Prove that every $k$-chromatic graph has size $m\geq \binom k2$.
Here is what I know:
Let $G$ be a $k$-chromatic graph, that mean $\chi(G)=k$. Thus $G$ must have a subgraph of a complete $k$-partite graph, say $H$. Hence $m_G \geq m_H$.
Here are my questions
1) I'm kinda confused between $k$-coloring, $k$-colorable and $k$-chromatic.
I know that $G$ is $k$-colorable means $\chi (G) \leq k$ and $\chi(G)$ is the minimum number of colors needed for a legal coloring of $G$. Then the book said if $G$ is $k$-chromatic then there exists a $k$-coloring but no $(k-1)$-coloring.
I feel like the book is just kicking me around.

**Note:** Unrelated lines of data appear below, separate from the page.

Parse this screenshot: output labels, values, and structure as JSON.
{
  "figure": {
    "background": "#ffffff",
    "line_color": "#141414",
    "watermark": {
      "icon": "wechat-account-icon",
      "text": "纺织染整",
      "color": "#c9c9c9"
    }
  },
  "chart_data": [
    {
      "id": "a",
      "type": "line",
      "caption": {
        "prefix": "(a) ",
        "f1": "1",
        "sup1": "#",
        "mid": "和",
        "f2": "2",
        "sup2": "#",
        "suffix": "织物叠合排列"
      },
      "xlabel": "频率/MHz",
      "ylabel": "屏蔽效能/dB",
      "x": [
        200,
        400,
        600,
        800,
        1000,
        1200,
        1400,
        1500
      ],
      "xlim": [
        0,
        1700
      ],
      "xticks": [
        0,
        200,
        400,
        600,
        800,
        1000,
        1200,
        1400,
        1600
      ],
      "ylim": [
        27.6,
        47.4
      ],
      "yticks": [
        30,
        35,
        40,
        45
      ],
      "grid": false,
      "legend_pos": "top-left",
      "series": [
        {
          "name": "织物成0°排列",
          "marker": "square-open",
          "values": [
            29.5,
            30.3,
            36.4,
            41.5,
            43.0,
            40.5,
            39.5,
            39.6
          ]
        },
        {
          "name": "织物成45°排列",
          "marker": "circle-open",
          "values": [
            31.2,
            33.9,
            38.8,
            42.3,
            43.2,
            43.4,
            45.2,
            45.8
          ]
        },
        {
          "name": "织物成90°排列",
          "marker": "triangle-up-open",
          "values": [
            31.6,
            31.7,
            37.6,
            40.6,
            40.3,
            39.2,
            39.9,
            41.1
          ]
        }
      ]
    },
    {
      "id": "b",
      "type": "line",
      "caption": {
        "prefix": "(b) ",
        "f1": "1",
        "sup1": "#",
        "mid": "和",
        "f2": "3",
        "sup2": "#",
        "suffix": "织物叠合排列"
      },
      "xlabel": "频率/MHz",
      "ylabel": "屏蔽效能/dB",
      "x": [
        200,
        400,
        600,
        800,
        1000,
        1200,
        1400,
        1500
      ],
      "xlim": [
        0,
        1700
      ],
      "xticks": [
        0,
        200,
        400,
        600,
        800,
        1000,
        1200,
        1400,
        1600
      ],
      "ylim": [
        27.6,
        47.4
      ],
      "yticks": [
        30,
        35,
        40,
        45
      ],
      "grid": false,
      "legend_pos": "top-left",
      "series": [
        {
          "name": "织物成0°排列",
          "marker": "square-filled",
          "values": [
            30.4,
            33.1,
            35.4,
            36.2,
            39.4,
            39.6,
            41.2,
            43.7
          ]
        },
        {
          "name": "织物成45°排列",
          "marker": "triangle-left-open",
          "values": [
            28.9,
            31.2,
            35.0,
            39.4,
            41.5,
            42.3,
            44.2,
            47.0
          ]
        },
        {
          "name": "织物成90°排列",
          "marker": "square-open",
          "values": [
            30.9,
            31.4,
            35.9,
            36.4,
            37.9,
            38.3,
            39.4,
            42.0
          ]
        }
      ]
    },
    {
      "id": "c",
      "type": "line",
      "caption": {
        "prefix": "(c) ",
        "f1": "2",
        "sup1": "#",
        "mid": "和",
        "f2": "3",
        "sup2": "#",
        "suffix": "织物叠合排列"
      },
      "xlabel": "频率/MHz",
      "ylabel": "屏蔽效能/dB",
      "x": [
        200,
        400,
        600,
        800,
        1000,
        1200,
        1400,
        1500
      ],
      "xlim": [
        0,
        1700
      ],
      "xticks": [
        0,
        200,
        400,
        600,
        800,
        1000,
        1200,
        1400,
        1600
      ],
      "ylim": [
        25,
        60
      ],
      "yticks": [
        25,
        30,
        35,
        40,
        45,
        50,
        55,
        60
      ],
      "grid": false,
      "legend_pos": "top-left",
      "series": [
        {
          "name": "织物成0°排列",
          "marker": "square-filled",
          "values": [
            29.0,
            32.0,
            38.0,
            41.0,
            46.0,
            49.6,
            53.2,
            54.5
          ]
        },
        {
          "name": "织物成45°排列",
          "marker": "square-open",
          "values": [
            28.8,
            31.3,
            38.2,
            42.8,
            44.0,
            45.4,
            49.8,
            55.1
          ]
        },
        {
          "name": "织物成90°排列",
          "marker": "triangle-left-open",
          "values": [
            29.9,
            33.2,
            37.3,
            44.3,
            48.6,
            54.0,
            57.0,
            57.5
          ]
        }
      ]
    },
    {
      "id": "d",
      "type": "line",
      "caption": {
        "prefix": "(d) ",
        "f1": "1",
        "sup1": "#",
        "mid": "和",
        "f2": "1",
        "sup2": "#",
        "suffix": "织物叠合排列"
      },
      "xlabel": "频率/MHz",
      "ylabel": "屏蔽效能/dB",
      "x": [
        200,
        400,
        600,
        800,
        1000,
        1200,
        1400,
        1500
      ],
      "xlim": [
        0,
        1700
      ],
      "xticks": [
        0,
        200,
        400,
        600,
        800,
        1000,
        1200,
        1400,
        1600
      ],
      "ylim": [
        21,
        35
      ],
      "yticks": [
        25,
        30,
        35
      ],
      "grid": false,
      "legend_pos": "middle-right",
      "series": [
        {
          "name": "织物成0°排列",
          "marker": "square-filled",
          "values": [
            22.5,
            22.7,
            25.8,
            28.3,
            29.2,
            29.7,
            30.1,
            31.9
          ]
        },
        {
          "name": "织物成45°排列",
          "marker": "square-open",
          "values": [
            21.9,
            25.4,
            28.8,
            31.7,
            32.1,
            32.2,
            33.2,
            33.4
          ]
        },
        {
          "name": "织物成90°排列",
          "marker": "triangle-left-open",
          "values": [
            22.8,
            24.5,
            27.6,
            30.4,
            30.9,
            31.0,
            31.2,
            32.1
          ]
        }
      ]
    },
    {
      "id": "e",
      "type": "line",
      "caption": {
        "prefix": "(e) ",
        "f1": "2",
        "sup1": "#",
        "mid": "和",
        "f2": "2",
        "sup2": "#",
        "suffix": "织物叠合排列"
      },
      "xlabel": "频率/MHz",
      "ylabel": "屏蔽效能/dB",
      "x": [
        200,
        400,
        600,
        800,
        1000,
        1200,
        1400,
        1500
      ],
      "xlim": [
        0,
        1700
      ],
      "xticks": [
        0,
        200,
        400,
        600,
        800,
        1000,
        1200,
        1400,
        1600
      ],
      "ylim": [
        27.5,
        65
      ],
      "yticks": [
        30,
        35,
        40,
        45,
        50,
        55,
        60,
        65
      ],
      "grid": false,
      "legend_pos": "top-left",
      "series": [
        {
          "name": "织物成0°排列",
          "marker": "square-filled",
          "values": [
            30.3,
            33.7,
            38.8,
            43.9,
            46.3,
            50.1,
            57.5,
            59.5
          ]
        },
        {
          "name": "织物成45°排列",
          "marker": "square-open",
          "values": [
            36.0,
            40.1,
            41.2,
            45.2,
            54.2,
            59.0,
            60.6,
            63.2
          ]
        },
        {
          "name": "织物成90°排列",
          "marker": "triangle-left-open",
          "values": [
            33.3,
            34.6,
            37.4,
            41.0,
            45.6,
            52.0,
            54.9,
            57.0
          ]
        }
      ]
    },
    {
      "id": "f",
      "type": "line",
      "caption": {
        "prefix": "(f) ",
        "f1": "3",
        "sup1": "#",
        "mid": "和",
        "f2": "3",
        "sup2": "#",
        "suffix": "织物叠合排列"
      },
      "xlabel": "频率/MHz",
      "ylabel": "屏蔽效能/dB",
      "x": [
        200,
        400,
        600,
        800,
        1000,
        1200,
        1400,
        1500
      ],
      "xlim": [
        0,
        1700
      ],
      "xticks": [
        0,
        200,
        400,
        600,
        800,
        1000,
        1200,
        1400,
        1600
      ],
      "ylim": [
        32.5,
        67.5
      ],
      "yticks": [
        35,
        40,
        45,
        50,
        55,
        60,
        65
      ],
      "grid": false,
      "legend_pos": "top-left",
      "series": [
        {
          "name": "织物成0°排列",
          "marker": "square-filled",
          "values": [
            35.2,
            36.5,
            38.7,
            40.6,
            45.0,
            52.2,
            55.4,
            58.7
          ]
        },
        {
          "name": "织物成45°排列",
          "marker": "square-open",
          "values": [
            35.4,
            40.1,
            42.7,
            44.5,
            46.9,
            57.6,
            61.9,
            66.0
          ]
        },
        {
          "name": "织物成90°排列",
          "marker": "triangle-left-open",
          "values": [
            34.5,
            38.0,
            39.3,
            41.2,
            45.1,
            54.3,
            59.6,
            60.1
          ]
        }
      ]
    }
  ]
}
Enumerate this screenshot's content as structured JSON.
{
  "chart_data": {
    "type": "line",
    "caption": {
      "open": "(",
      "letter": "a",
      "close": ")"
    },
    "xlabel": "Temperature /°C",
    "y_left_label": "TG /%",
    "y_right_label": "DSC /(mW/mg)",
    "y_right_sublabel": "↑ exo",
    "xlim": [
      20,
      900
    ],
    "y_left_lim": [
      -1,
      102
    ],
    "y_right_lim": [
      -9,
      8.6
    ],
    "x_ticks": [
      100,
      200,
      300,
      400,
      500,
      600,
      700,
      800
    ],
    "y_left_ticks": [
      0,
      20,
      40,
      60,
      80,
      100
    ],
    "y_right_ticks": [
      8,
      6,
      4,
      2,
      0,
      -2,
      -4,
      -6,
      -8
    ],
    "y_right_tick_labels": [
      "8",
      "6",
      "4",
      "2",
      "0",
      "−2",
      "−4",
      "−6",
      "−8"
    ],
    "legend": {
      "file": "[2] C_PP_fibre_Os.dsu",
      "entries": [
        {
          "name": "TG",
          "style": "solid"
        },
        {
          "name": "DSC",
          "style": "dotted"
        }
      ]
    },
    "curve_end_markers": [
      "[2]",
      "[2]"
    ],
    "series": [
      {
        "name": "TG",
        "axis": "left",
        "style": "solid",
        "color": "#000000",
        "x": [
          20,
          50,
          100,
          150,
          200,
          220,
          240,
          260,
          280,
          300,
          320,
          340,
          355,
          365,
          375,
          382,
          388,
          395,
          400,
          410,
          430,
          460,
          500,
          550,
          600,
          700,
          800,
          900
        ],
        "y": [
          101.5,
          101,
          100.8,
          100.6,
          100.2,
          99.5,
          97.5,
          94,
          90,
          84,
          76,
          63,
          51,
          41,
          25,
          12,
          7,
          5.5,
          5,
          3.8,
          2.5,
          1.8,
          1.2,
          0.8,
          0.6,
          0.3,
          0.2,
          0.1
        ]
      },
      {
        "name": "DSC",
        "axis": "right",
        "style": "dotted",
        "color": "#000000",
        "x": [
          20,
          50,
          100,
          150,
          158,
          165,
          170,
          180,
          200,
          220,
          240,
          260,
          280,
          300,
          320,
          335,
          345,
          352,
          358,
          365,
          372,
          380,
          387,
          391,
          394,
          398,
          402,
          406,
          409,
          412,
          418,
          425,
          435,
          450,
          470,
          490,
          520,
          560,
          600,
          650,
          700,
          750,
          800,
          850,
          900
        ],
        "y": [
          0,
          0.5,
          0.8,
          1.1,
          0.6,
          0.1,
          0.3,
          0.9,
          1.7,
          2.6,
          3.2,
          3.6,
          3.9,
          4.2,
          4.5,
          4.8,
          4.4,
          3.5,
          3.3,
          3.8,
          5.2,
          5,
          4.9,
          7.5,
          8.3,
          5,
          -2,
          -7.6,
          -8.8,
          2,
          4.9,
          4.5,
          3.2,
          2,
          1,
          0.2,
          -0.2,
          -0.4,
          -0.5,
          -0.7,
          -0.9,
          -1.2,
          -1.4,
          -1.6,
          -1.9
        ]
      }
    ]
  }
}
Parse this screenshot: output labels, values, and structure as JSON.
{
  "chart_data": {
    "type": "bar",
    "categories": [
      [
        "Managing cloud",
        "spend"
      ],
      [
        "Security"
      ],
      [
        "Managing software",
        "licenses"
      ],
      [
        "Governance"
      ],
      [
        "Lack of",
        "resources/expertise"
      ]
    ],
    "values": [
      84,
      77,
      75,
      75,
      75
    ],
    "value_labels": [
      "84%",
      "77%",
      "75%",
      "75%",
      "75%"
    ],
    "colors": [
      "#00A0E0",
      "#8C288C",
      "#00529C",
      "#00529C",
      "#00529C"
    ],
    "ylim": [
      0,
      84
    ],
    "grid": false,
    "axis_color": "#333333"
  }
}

2) I know $\binom k2$ is the size of a complete graph of order $k$, but I can't see how a $k$-partite graph has that size.
Best Answer
Let G be a $k$ chromatic graph of order $n$ and size $m$. Let there be given a coloring of $G$ using $k$ colors. Denote the color classes of G by $C_1,C_2,...C_k$. We're gonna run the ol' proof by contradiction here. I'm not sure if it's necessary, but whatever, I like it. So, we assume that $m<\binom{k}{2}$ Now, doesn't this already seem weird? $G$ has less edges than $K_k$? We get our contradiction from this last curiosity. Consider the graph $H$, formed by associating each color class, $C_i$, with a vertex, $u_i$ where$\; 1\le i\le k$ and $u_iu_j\in E(H), i\ne j, $ if and only if $\exists$ an edge between any vertex in $C_i$ and any vertex in $C_j$. Since $|E(G)|=m<\binom{k}{2}$ and since $H$ necessarily has less edges than $G$, it follows that $H$ is not a complete graph. Therefore, there exists 2 color classes, $C_m$ and $C_n$ $(m\ne n),$ with no edge between them. Change the color of all vertices in $C_m$ to the color of the vertices in $C_n$. This produces a coloring of $G$ with $k-1$ colors, a contradiction. Therefore, it must be the case that $m\ge \binom{k}{2}$